Gatos sem vacina enfrentam riscos fatais
Esquema vacinal não é permanente e exige reforços ao longo da vida do animal, especialmente após os primeiros anos
Doenças silenciosas, altamente contagiosas e, em alguns casos, letais ainda fazem parte da realidade dos gatos, especialmente quando o calendário de vacinação não está em dia. A imunização é apontada como uma das formas mais eficazes e acessíveis de prevenção, mas ainda exige atenção constante dos tutores para que seja feita corretamente ao longo da vida do animal, conforme destaca a veterinária Nathali Vieira.
Embora muitos responsáveis mantenham o esquema vacinal nos primeiros meses de vida dos filhotes, ainda é comum a ideia de que essas doses garantem proteção permanente, o que não corresponde à realidade.
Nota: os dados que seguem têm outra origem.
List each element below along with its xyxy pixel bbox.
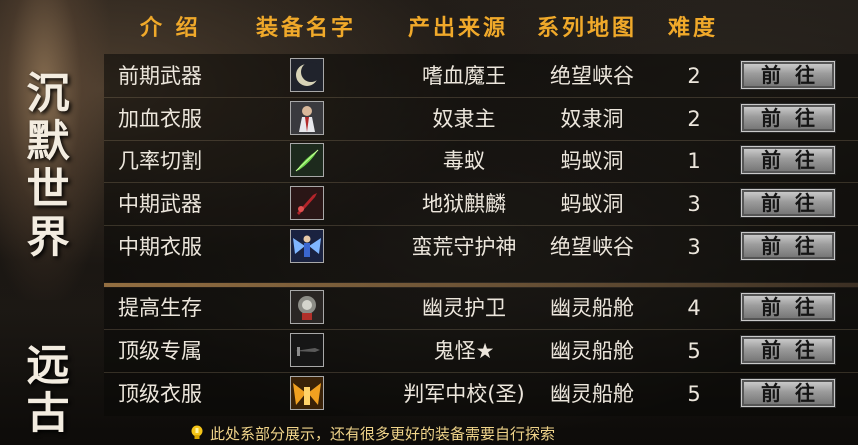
crescent-blade-icon [290,58,324,92]
table-row: 加血衣服 奴隶主 奴隶洞 2 前往 [104,100,858,141]
goto-button[interactable]: 前往 [740,231,836,261]
row-divider [104,182,858,183]
side-title-char: 界 [26,213,70,263]
goto-button[interactable]: 前往 [740,335,836,365]
row-map: 幽灵船舱 [550,296,634,320]
goto-button[interactable]: 前往 [740,292,836,322]
row-map: 幽灵船舱 [550,339,634,363]
dark-blade-icon [290,333,324,367]
row-divider [104,372,858,373]
row-intro: 顶级衣服 [118,382,202,406]
section-divider [104,283,858,287]
side-title-char: 世 [26,165,70,215]
red-blade-icon [290,186,324,220]
winged-warrior-armor-icon [290,229,324,263]
row-difficulty: 3 [687,235,701,259]
row-divider [104,329,858,330]
side-title-bottom: 远 古 [20,342,76,438]
table-row: 提高生存 幽灵护卫 幽灵船舱 4 前往 [104,289,858,330]
table-row: 前期武器 嗜血魔王 绝望峡谷 2 前往 [104,57,858,98]
footer-notice-text: 此处系部分展示，还有很多更好的装备需要自行探索 [210,425,556,443]
row-map: 蚂蚁洞 [560,192,624,216]
side-title-char: 沉 [26,69,70,119]
green-feather-icon [290,143,324,177]
row-difficulty: 2 [687,64,701,88]
row-map: 蚂蚁洞 [560,149,624,173]
row-intro: 几率切割 [118,149,202,173]
row-intro: 中期衣服 [118,235,202,259]
row-divider [104,225,858,226]
row-map: 奴隶洞 [560,107,624,131]
footer-notice: 此处系部分展示，还有很多更好的装备需要自行探索 [190,423,555,444]
row-difficulty: 5 [687,339,701,363]
header-intro: 介 绍 [140,16,201,41]
row-divider [104,140,858,141]
row-difficulty: 2 [687,107,701,131]
goto-button[interactable]: 前往 [740,60,836,90]
row-intro: 顶级专属 [118,339,202,363]
header-equipment-name: 装备名字 [256,16,357,41]
orb-shield-icon [290,290,324,324]
row-intro: 加血衣服 [118,107,202,131]
side-title-top: 沉 默 世 界 [20,70,76,262]
row-intro: 中期武器 [118,192,202,216]
table-row: 中期衣服 蛮荒守护神 绝望峡谷 3 前往 [104,228,858,266]
row-map: 绝望峡谷 [550,235,634,259]
goto-button[interactable]: 前往 [740,103,836,133]
side-title-char: 远 [26,341,70,391]
row-intro: 前期武器 [118,64,202,88]
row-difficulty: 1 [687,149,701,173]
row-difficulty: 3 [687,192,701,216]
side-title-char: 默 [26,117,70,167]
row-intro: 提高生存 [118,296,202,320]
header-source: 产出来源 [408,16,509,41]
header-map: 系列地图 [537,16,638,41]
table-row: 顶级专属 鬼怪★ 幽灵船舱 5 前往 [104,332,858,373]
row-difficulty: 4 [687,296,701,320]
table-row: 中期武器 地狱麒麟 蚂蚁洞 3 前往 [104,185,858,226]
table-row: 几率切割 毒蚁 蚂蚁洞 1 前往 [104,142,858,183]
side-title-char: 古 [26,389,70,439]
robed-figure-armor-icon [290,101,324,135]
row-divider [104,97,858,98]
goto-button[interactable]: 前往 [740,188,836,218]
row-map: 绝望峡谷 [550,64,634,88]
table-header: 介 绍 装备名字 产出来源 系列地图 难度 [0,0,858,50]
lightbulb-icon [190,425,204,441]
header-difficulty: 难度 [668,16,719,41]
goto-button[interactable]: 前往 [740,378,836,408]
row-map: 幽灵船舱 [550,382,634,406]
row-difficulty: 5 [687,382,701,406]
golden-wing-armor-icon [290,376,324,410]
goto-button[interactable]: 前往 [740,145,836,175]
table-row: 顶级衣服 判军中校(圣) 幽灵船舱 5 前往 [104,375,858,413]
Em geral, entre os dois e três anos de idade, os anticorpos podem diminuir, tornando necessário o reforço das vacinas conforme a fase de vida do gato.
Principais vacinas indicadas para gatos
Entre as imunizações consideradas fundamentais está a V3 (tríplice), que protege contra panleucopenia, calicivirose e rinotraqueíte. Já a V4 (quádrupla) inclui as mesmas proteções da V3, somando ainda a proteção contra a clamidiose.
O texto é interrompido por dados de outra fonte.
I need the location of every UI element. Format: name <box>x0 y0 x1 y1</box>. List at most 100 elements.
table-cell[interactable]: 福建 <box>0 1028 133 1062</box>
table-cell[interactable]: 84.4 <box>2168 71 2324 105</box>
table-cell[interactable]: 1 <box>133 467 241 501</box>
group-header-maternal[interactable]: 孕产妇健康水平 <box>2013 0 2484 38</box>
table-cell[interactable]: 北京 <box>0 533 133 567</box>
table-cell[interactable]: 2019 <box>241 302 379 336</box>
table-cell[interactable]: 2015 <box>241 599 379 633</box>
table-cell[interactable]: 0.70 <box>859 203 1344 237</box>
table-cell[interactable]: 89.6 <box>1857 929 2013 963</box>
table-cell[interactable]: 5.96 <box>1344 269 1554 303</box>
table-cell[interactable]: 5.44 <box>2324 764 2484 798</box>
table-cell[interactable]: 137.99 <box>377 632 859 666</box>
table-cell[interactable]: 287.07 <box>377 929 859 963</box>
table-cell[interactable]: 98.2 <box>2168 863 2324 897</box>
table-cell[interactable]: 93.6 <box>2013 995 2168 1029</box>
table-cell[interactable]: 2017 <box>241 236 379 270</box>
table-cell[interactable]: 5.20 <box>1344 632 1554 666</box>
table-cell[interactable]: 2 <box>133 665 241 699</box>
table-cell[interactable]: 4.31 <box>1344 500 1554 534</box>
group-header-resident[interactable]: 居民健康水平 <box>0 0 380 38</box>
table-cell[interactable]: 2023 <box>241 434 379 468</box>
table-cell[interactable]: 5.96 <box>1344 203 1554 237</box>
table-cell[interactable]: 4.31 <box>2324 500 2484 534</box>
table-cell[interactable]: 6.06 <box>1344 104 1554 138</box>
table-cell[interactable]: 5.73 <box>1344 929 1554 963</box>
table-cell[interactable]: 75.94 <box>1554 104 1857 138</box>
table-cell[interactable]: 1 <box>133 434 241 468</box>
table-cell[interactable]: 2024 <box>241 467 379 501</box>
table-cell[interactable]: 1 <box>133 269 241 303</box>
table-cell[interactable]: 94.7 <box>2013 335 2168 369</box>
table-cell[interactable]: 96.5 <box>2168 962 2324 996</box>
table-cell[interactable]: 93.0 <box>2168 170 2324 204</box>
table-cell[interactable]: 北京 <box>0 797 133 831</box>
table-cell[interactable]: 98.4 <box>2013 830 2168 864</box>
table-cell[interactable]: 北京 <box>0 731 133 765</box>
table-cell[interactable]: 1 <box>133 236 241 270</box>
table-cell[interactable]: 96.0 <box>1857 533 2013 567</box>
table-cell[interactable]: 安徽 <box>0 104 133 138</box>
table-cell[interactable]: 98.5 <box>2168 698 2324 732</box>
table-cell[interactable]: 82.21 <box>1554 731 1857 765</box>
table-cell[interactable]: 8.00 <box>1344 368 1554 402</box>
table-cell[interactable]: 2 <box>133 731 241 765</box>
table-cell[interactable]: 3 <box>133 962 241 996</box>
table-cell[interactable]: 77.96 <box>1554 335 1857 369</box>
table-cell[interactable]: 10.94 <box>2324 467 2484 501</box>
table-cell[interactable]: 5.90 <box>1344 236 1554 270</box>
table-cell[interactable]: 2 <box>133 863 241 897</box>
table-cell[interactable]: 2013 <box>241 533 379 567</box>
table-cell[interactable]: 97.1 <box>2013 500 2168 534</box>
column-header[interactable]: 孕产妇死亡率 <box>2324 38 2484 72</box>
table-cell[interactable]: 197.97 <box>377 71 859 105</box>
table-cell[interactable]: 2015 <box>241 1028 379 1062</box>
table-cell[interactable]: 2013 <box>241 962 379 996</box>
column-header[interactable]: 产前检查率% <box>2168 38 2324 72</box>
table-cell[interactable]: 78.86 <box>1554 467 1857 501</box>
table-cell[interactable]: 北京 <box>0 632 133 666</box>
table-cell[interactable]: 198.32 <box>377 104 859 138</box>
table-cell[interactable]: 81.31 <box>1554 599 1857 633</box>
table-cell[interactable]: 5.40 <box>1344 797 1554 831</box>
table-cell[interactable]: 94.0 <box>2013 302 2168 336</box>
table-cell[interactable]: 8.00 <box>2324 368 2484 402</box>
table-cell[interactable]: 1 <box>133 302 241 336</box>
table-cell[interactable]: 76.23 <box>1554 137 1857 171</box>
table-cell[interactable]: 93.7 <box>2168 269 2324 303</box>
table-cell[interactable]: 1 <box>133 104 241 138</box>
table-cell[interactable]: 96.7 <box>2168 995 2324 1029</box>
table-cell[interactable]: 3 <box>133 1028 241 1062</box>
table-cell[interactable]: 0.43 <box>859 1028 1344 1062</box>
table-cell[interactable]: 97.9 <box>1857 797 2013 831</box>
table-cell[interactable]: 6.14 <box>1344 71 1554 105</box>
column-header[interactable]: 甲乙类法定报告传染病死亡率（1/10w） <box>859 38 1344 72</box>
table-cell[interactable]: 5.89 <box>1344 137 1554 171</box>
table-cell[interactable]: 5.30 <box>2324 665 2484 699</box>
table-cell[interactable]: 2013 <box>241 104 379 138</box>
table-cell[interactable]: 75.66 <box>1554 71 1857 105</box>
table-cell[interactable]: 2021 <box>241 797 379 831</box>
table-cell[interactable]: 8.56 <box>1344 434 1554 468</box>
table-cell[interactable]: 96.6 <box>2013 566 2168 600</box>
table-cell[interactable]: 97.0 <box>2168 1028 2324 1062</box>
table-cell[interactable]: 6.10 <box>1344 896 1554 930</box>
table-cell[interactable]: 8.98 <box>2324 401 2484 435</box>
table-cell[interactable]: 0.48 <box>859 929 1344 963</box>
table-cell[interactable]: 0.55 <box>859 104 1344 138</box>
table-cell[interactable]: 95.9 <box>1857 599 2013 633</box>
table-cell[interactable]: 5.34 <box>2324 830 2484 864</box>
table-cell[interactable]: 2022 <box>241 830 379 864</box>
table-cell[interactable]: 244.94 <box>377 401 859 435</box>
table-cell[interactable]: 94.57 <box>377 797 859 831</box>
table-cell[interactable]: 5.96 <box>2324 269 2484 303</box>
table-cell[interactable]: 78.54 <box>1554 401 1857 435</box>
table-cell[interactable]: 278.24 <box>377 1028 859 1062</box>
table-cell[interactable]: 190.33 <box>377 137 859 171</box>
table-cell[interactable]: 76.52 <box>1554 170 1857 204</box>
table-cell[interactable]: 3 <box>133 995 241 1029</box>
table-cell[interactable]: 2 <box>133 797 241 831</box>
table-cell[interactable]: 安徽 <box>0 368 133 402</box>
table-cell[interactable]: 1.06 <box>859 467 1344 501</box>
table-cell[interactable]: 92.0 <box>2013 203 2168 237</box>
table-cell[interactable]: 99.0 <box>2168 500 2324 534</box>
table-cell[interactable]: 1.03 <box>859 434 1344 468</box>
A mais completa entre as opções é a V5 (quíntupla), que reúne todas as proteções da V4 e acrescenta a imunização contra a leucemia felina (FeLV). Essa vacina, no entanto, só pode ser aplicada após teste negativo para FeLV e não é indicada para animais já positivos para a doença.
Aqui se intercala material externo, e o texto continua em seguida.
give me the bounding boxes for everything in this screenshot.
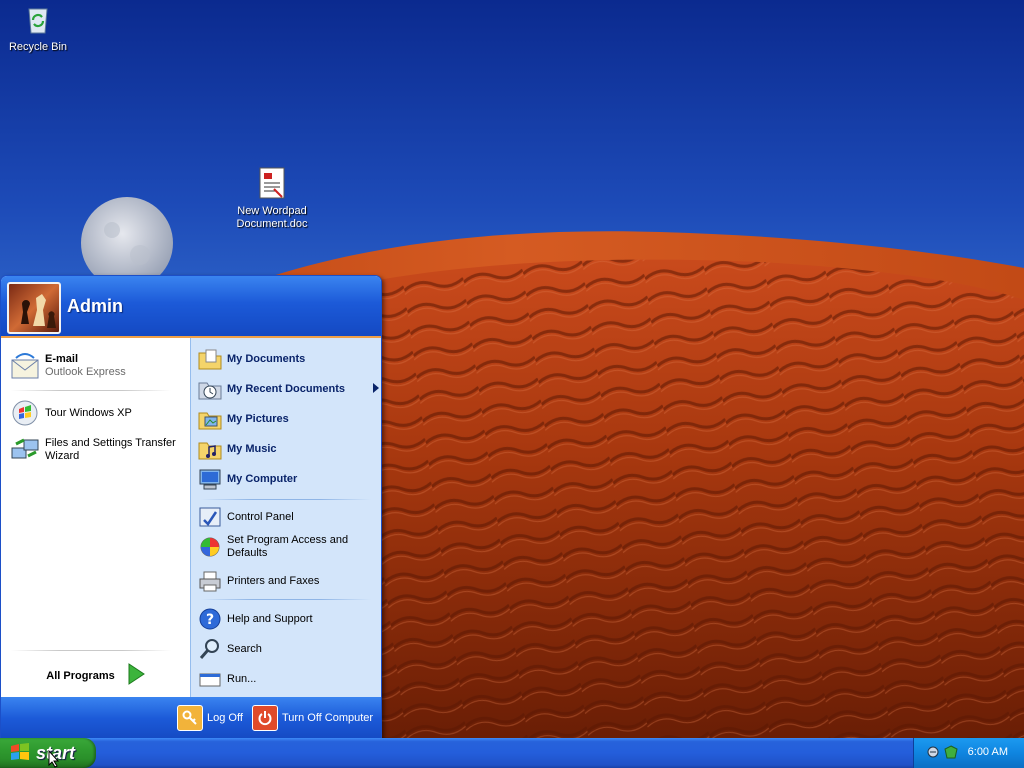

Além dessas, há a vacina antirrábica, obrigatória e essencial para a proteção contra a raiva, uma doença fatal para gatos e também transmissível aos seres humanos. Apesar de ser amplamente conhecida, ainda são registrados casos da enfermidade no país. Dados da Vigilância Sanitária indicam 50 ocorrências entre 2010 e 2025, reforçando a necessidade de manter a imunização em dia.
Calendário vacinal e recomendações
As orientações mais recentes da WSAVA (Associação Mundial de Veterinários de Pequenos Animais), seguidas internacionalmente, indicam que filhotes devem receber duas doses iniciais das vacinas com intervalo de 21 dias entre elas. Após essa fase, tanto a V4 quanto a V5 passam a ser aplicadas como reforço anual.
Esse calendário, no entanto, pode sofrer ajustes dependendo da região, especialmente em locais onde há maior circulação de determinadas doenças ou condições sanitárias mais críticas.
Proteção individual e coletiva
Além de proteger o próprio animal, a vacinação também ajuda a reduzir a circulação de vírus no ambiente, funcionando como uma espécie de barreira coletiva entre os pets. Isso tem impacto direto na saúde pública, especialmente no caso da raiva, que apesar de rara, é praticamente sempre fatal após o surgimento dos sintomas.
Manter o esquema vacinal atualizado, desde as primeiras doses na fase de filhote até os reforços anuais, é fundamental para garantir que o sistema imunológico do gato esteja preparado. Quando esse cuidado é negligenciado, o animal fica mais exposto a infecções e doenças graves que poderiam ser evitadas, reforça Nathali Vieira.